Таков смысл жизни человека, которому не для кого и нечем жертвовать.

Выходит, борясь за свою художническую состоятельность (за «хороший текст»), художник на самом деле борется за читательские симпатии.

Как раньше – за божественное признание.

Способам и средствам этой борьбы посвящена книга Людмилы Сафроновой.

Читателю можно польстить. Читателя можно перехитрить, запугать, подкупить, убедить, разжалобить, «инфицировать», «переформатировать». В любом случае – подчинить.

Именно это и называется «художественным воздействием».

Или «магией слова».

Если же писатель открыт и честен, если держится с нами на равных, мы недовольны.
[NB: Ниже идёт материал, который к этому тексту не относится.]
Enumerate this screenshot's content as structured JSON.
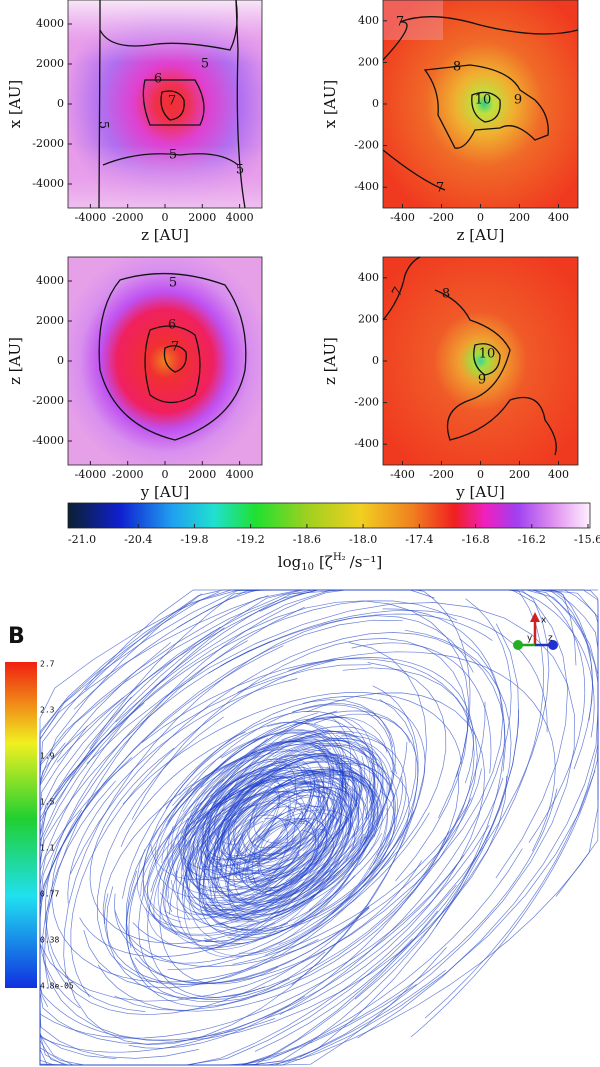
{
  "panels": [
    {
      "xlabel": "z [AU]",
      "ylabel": "x [AU]",
      "xlim": [
        -5200,
        5200
      ],
      "ylim": [
        -5200,
        5200
      ],
      "xticks": [
        -4000,
        -2000,
        0,
        2000,
        4000
      ],
      "yticks": [
        -4000,
        -2000,
        0,
        2000,
        4000
      ],
      "contour_labels": [
        "5",
        "6",
        "7",
        "5",
        "5",
        "5"
      ]
    },
    {
      "xlabel": "z [AU]",
      "ylabel": "x [AU]",
      "xlim": [
        -500,
        500
      ],
      "ylim": [
        -500,
        500
      ],
      "xticks": [
        -400,
        -200,
        0,
        200,
        400
      ],
      "yticks": [
        -400,
        -200,
        0,
        200,
        400
      ],
      "contour_labels": [
        "7",
        "8",
        "10",
        "9",
        "7"
      ]
    },
    {
      "xlabel": "y [AU]",
      "ylabel": "z [AU]",
      "xlim": [
        -5200,
        5200
      ],
      "ylim": [
        -5200,
        5200
      ],
      "xticks": [
        -4000,
        -2000,
        0,
        2000,
        4000
      ],
      "yticks": [
        -4000,
        -2000,
        0,
        2000,
        4000
      ],
      "contour_labels": [
        "5",
        "6",
        "7"
      ]
    },
    {
      "xlabel": "y [AU]",
      "ylabel": "z [AU]",
      "xlim": [
        -500,
        500
      ],
      "ylim": [
        -500,
        500
      ],
      "xticks": [
        -400,
        -200,
        0,
        200,
        400
      ],
      "yticks": [
        -400,
        -200,
        0,
        200,
        400
      ],
      "contour_labels": [
        "7",
        "8",
        "10",
        "9"
      ]
    }
  ],
  "colorbar": {
    "ticks": [
      {
        "value": -21,
        "label": "-21.0"
      },
      -20.4,
      -19.8,
      -19.2,
      -18.6,
      {
        "value": -18,
        "label": "-18.0"
      },
      -17.4,
      -16.8,
      -16.2,
      -15.6
    ],
    "label_main": "log",
    "label_sub": "10",
    "label_rest": "[ζ",
    "label_sup": "H₂",
    "label_tail": "/s⁻¹]"
  },
  "figure_b": {
    "label": "B",
    "colorbar_ticks": [
      "2.7",
      "2.3",
      "1.9",
      "1.5",
      "1.1",
      "0.77",
      "0.38",
      "4.8e-05"
    ],
    "axes": [
      "x",
      "y",
      "z"
    ]
  }
}
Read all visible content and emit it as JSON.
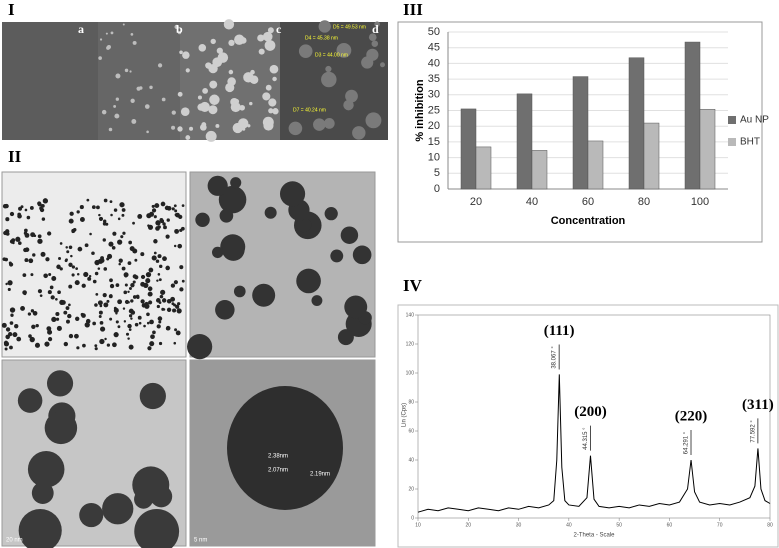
{
  "figure": {
    "panels": {
      "I": {
        "label": "I",
        "sublabels": [
          "a",
          "b",
          "c",
          "d"
        ],
        "annotations": [
          "D5 = 49.53 nm",
          "D4 = 45.38 nm",
          "D3 = 44.00 nm",
          "D7 = 40.24 nm"
        ]
      },
      "II": {
        "label": "II",
        "annotations": [
          "20 nm",
          "5 nm",
          "2.38nm",
          "2.07nm",
          "2.19nm"
        ]
      },
      "III": {
        "label": "III"
      },
      "IV": {
        "label": "IV"
      }
    }
  },
  "chart_data": [
    {
      "type": "bar",
      "x_label": "Concentration",
      "y_label": "% inhibition",
      "categories": [
        "20",
        "40",
        "60",
        "80",
        "100"
      ],
      "series": [
        {
          "name": "Au NP",
          "color": "#6f6f6f",
          "values": [
            25.5,
            30.3,
            35.8,
            41.8,
            46.8
          ]
        },
        {
          "name": "BHT",
          "color": "#b9b9b9",
          "values": [
            13.4,
            12.3,
            15.3,
            21,
            25.4
          ]
        }
      ],
      "ylim": [
        0,
        50
      ],
      "yticks": [
        0,
        5,
        10,
        15,
        20,
        25,
        30,
        35,
        40,
        45,
        50
      ],
      "grid": true,
      "legend": "right"
    },
    {
      "type": "line",
      "x_label": "2-Theta - Scale",
      "y_label": "Lin (Cps)",
      "x": [
        10,
        12,
        14,
        16,
        18,
        20,
        22,
        24,
        26,
        28,
        30,
        32,
        34,
        36,
        37,
        37.6,
        38.1,
        38.6,
        39.2,
        40,
        42,
        43.6,
        44.3,
        45,
        46,
        48,
        50,
        52,
        54,
        56,
        58,
        60,
        62,
        63.6,
        64.3,
        65,
        66,
        68,
        70,
        72,
        74,
        76,
        77,
        77.6,
        78.2,
        79,
        80
      ],
      "series": [
        {
          "name": "XRD",
          "color": "#000000",
          "values": [
            4,
            6,
            5,
            7,
            6,
            5,
            7,
            6,
            5,
            7,
            6,
            8,
            7,
            9,
            12,
            40,
            99,
            35,
            12,
            9,
            8,
            14,
            43,
            13,
            8,
            7,
            8,
            7,
            9,
            8,
            10,
            9,
            11,
            20,
            40,
            18,
            11,
            9,
            10,
            9,
            11,
            14,
            22,
            48,
            20,
            12,
            10
          ]
        }
      ],
      "peaks": [
        {
          "label": "(111)",
          "position": "38.067 °",
          "x": 38.067
        },
        {
          "label": "(200)",
          "position": "44.315 °",
          "x": 44.315
        },
        {
          "label": "(220)",
          "position": "64.291 °",
          "x": 64.291
        },
        {
          "label": "(311)",
          "position": "77.592 °",
          "x": 77.592
        }
      ],
      "xlim": [
        10,
        80
      ],
      "xticks": [
        10,
        20,
        30,
        40,
        50,
        60,
        70,
        80
      ],
      "ylim": [
        0,
        140
      ],
      "yticks": [
        0,
        20,
        40,
        60,
        80,
        100,
        120,
        140
      ]
    }
  ]
}
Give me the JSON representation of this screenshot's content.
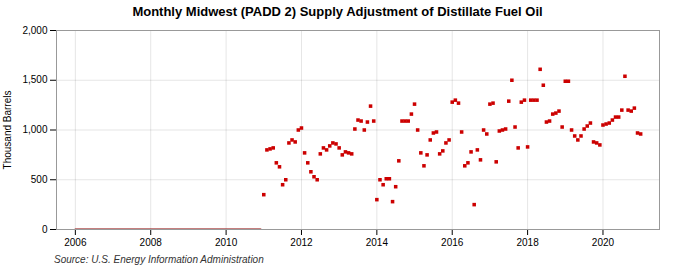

Он кажется нам «прямолинейным», а его текст – «декларативным».

Да так оно, в общем-то, на самом деле и есть.

Гоголь в «Избранных местах из переписки с друзьями» был с нами куда честнее, чем когда писал «Мёртвые души», а что толку.

Собственно, это главное, о чём я хотел сказать в связи с книгой, состоящей из таких примерно пассажей: «Конфронтационная контаминация авторской маски является одним из самых распространённых лингвистических приёмов в постмодернистском шизофатическом дискурсе». При расшифровке эти формулы теряют девяносто процентов свой устрашающей многозначительности.

Ну да, Довлатов прикидывался нуждающимся в материнской любви ребёнком, а Бродский – ветошью; Абрам Терц пожирал печень Пушкина и Гоголя, чтобы обрести их силу; Пелевин перегружает читателя смысловыми элементами, чтобы вызвать у того потерю контроля над собственным сознанием, а Борис Акунин, наоборот, симулирует простоту и естественность, чтобы замаскировать идеологическую накачку.

Всё это понятно и, будучи сто раз понятым, продолжает работать.

Вам обмануть меня нетрудно, я сам обманываться рад.

Банкуйте, чего уж.

И всё же приятно думать, что когда-нибудь Постмодерн (в соответствии со своей циклической моделью хотя бы) закончится.

Жаль только, жить в эту пору прекрасную…

Хотя как знать. Всё бывает.

Людмила Сафронова. Постмодернистский текст: поэтика манипуляции. – СПб.: ИД «Петрополис», 2009. – 212 с.